Rosencrantz and Guildenstern are Dead
Sir Tom Stoppard is one of Britain’s most famous – and prolific – theatre writers. He has written for the stage (Arcadia), screen (Shakespeare in Love, The Enigma) TV and radio. According to Britannica, Stoppard “is one of the most internationally performed dramatists of his generation”. His plays are complex and complicated in both themes, characters and settings.
Rosencrantz and Guildenstern are Dead is set on a ship carrying the characters from Denmark to England. It was first performed in London in 1966. It is an absurdist, existentialist work based around the themes and characters of Shakespeare’s Hamlet, including excerpts from the play. Stoppard uses two minor characters Rosencrantz and Guildenstern, once student friends of Hamlet, to comment on the role of chance and indecision in life – and the inevitability of death.
The script is complex, beginning with a clever take on probability that suggests the apparent randomness of life. It leads Rosencrantz and Guildenstern into an extensional search for meaning of their existence punctuated with suggestions from Shakespeare. The play moves from slapstick to extensional terror in a script that requires careful reading and understanding and even more careful direction and performance.

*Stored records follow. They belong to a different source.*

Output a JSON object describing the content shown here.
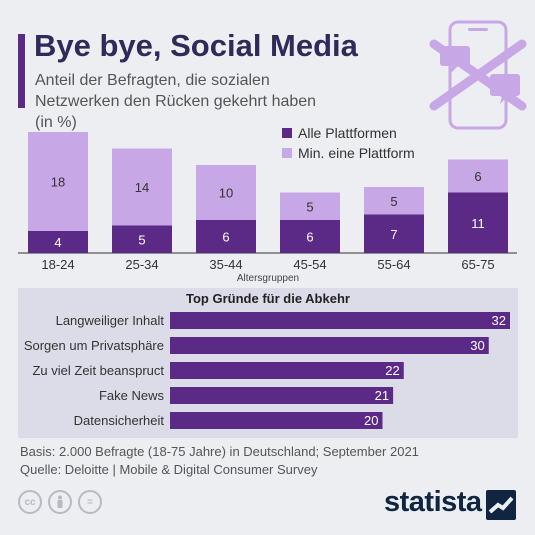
{
  "header": {
    "title": "Bye bye, Social Media",
    "subtitle": "Anteil der Befragten, die sozialen Netzwerken den Rücken gekehrt haben (in %)"
  },
  "colors": {
    "dark": "#5b2a86",
    "light": "#c7a7e6",
    "bg": "#edeef2",
    "panel": "#dcdce9"
  },
  "icons": [
    "phone-icon",
    "speech-bubble-icon",
    "cross-icon",
    "cc-icon",
    "person-icon",
    "equals-icon",
    "statista-logo-icon"
  ],
  "chart_data": [
    {
      "type": "bar",
      "stacked": true,
      "categories": [
        "18-24",
        "25-34",
        "35-44",
        "45-54",
        "55-64",
        "65-75"
      ],
      "series": [
        {
          "name": "Alle Plattformen",
          "values": [
            4,
            5,
            6,
            6,
            7,
            11
          ]
        },
        {
          "name": "Min. eine Plattform",
          "values": [
            18,
            14,
            10,
            5,
            5,
            6
          ]
        }
      ],
      "xlabel": "Altersgruppen",
      "ylabel": "",
      "legend": "top-right",
      "grid": false
    },
    {
      "type": "bar",
      "orientation": "horizontal",
      "title": "Top Gründe für die Abkehr",
      "categories": [
        "Langweiliger Inhalt",
        "Sorgen um Privatsphäre",
        "Zu viel Zeit beanspruct",
        "Fake News",
        "Datensicherheit"
      ],
      "values": [
        32,
        30,
        22,
        21,
        20
      ],
      "xlim": [
        0,
        32
      ]
    }
  ],
  "footer": {
    "basis": "Basis: 2.000 Befragte (18-75 Jahre) in Deutschland; September 2021",
    "source": "Quelle: Deloitte | Mobile & Digital Consumer Survey",
    "brand": "statista"
  }
}
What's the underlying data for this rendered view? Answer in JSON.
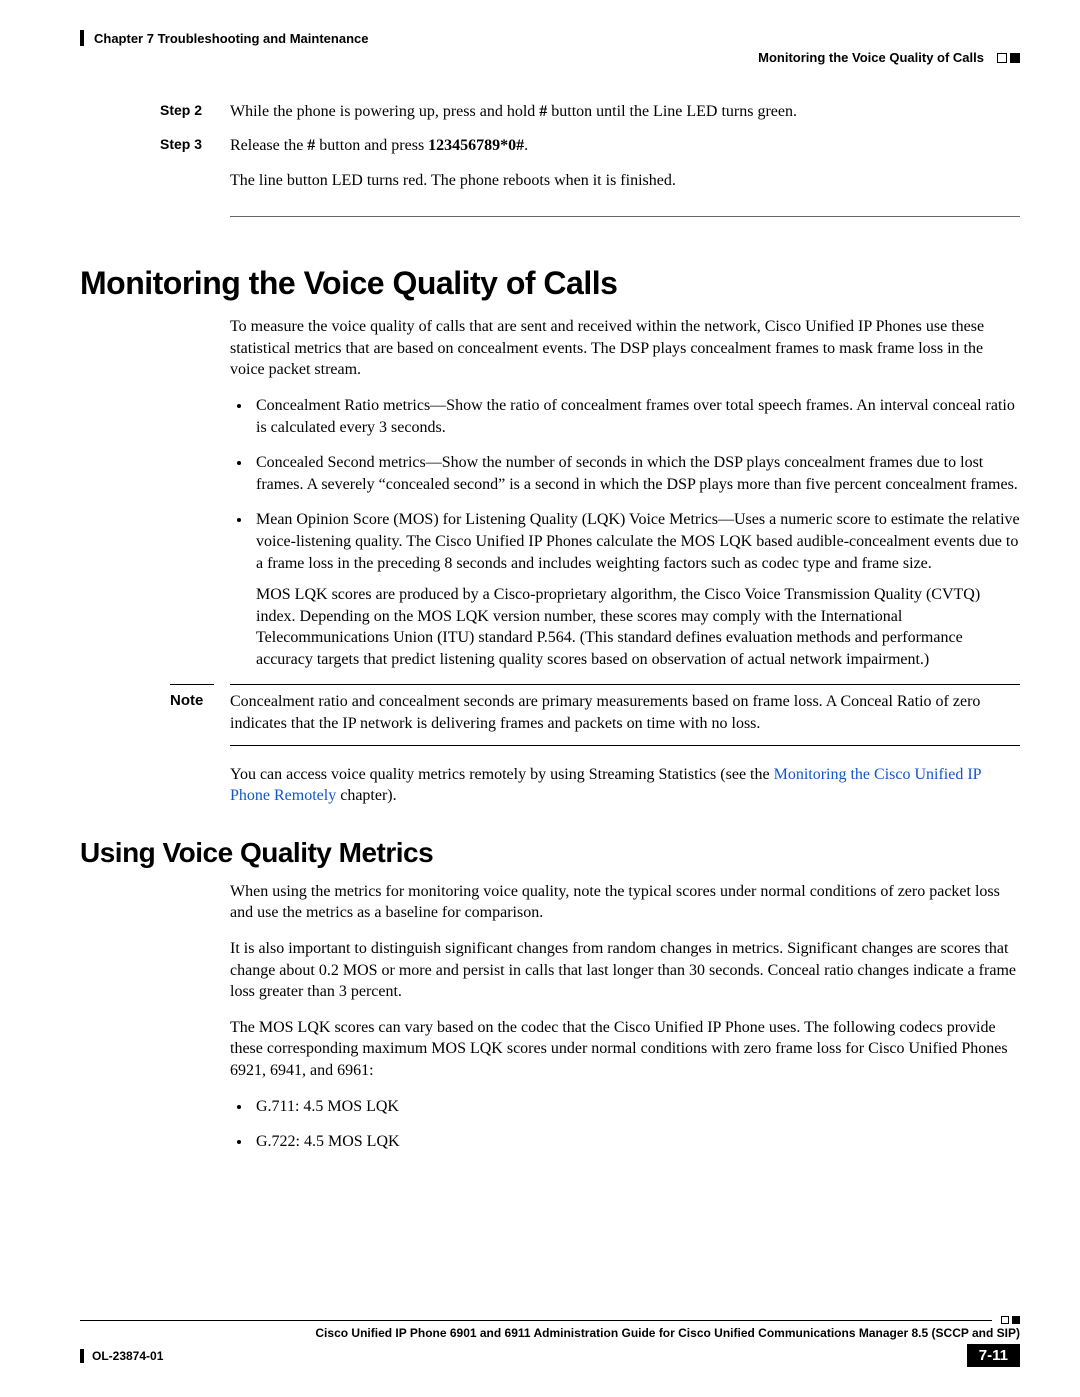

The 2013 Sydney Theatre Company’s production of this play stays vividly in my memory. It starred Tim Minchin as Rosencrantz, Toby Schmitz as Guildenstern and Ewen Leslie as The Player. It was directed by Simon Phillips with an incredible set and amazing costumes designed by Gabriela Tylesova. That is the sort of cast and direction an intellectual play such as this demands. It moves seemingly haphazardly from slapstick to extensional terror. The dialogue is difficult and must at times be delivered quickly. There isn’t time for posing and flamboyant gesture and pausing.
For all those reasons, it's a play not often approached by community theatre companies. And it’s long – which means it needs to grab the audience quickly and sustain their interest. So, it was very brave for Hunters Hill Theatre to take it on – especially with a director who chose to take Stoppard’s words “my fears it would be over-respected” to heart.
Tui Clark set her interpretation of the play in front of two pink screens, on one of which shadow puppets are used to depict the scenes from Hamlet. There are no props apart from a striped beach umbrella that appears in the third act. The costumes are contemporary. The actors have only Stoppard’s words with which to work – and unfortunately, despite their enthusiasm, they fall short of depicting the complex implications behind those words.
They have obviously worked hard, especially Karen Pattinson who, as Rosencrantz, tries desperately to move the action along, despite a Guildenstern (Jivan Drungilas) who breaks the rhythm of Stoppard’s lines with erratic pauses and irrelevant posturing. Pauline Gardener depicts a hesitant Player, and her players conjure the artisans of A Midsummer Night’s Dream rather than the more seasoned troupe portrayed in Hamlet.
Hunters Hill has a long history of producing good community theatre – and of taking risks that many other community theatres don’t or can’t afford to take. Mounting this play may have been one of those risks – and it was heartening to see most of the small Friday night audience seeing the play out and supporting the cast. It is hard playing to a small audience, and I congratulate the cast on their buoyancy and resolve.